What is it about flying that brings out the weirdness in people? I mean, today, thanks to the magic of deregulation coupled with our propensity to choose flights solely on the basis of price, we suffer conditions in steerage (called “economy class”) just a few rats and symbiotic vermin short of the experience the pilgrims had on the Nina, Pinta and Santa Maria while bobbing on the Atlantic puking maggot infested hardtack all the way to the new world.
And what’s really nuts is that we’re in a hurry to get on that silly airplane. People look at their tickets and say to their significant conspirators, “Sweety, we’re in the sixth and last group to board the plane. What say we stand here right in the front of the line two hours before the flight is scheduled to take off? Wouldn’t that be the best of fun? Maybe they’ll let us board early if they don’t notice our boarding number! Wouldn’t that be a treat! And holding up all the other people from boarding by standing here in front of the gate like idiots imitating a statue—why, that would be icing on the fun cake!”

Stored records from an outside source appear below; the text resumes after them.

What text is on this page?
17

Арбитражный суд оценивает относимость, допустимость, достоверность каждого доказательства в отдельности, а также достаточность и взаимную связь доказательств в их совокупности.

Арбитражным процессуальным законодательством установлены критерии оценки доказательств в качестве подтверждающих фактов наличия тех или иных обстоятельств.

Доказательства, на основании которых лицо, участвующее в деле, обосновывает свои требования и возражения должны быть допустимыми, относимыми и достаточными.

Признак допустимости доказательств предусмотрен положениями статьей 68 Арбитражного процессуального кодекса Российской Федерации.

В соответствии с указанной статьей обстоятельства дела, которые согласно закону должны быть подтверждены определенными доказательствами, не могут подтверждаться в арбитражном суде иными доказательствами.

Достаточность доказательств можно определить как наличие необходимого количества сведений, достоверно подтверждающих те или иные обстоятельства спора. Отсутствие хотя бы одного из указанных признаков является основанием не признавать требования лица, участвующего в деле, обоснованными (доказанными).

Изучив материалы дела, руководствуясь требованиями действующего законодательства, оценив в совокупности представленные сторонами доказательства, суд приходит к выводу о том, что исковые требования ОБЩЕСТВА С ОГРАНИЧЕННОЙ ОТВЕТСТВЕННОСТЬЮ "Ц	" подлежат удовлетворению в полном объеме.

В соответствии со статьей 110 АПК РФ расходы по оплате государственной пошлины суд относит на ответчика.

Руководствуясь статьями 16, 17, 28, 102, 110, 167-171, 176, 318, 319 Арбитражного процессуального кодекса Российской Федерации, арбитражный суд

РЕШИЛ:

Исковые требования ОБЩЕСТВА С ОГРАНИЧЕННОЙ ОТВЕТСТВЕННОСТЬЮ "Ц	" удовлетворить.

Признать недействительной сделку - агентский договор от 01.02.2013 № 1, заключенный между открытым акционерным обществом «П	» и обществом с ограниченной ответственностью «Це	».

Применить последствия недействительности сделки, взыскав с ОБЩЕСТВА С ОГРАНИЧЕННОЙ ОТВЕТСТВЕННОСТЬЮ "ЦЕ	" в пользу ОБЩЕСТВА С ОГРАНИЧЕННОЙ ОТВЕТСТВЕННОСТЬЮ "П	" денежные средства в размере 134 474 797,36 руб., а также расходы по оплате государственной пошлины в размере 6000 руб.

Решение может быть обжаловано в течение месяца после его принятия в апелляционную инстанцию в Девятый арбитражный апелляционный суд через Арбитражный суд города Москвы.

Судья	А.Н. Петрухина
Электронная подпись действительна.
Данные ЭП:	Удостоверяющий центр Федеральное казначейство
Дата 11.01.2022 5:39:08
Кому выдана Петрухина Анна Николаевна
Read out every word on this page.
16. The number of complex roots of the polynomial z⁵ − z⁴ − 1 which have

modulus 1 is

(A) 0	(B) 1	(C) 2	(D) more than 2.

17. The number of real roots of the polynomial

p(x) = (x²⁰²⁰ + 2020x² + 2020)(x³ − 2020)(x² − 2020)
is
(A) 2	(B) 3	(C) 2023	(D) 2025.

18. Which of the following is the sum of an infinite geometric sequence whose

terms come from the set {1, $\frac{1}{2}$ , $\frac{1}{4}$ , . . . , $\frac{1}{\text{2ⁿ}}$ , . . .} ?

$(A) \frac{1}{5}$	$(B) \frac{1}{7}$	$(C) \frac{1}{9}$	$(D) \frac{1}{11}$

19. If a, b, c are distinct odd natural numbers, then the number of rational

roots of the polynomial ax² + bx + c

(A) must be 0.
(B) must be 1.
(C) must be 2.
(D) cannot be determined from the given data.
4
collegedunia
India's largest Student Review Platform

“Yes, oh yes Dear, Deep Venous Thrombosis, here we come!” (that’s Economy Class Syndrome, if you need be reminded of the creamy goodness of deregulated steerage…)
But when you’re ready to get off the plane and really enjoy your destination, an even odder thing happens. People aren’t really ready to get off the damn plane! Why is that? Why do people stand in the aisle talking about the eternity it takes to open the door and then, when passengers in front of them are off the bucket of bolts and sitting uncomfortably on a plastic chair in Starbucks sucking on a paper cup of questionable joe, they then decide to slide their enormous, oversize bag out of the overhead compartment with excruciating slowness as if they were demonstrating a parlor trick to a particularly dense politician?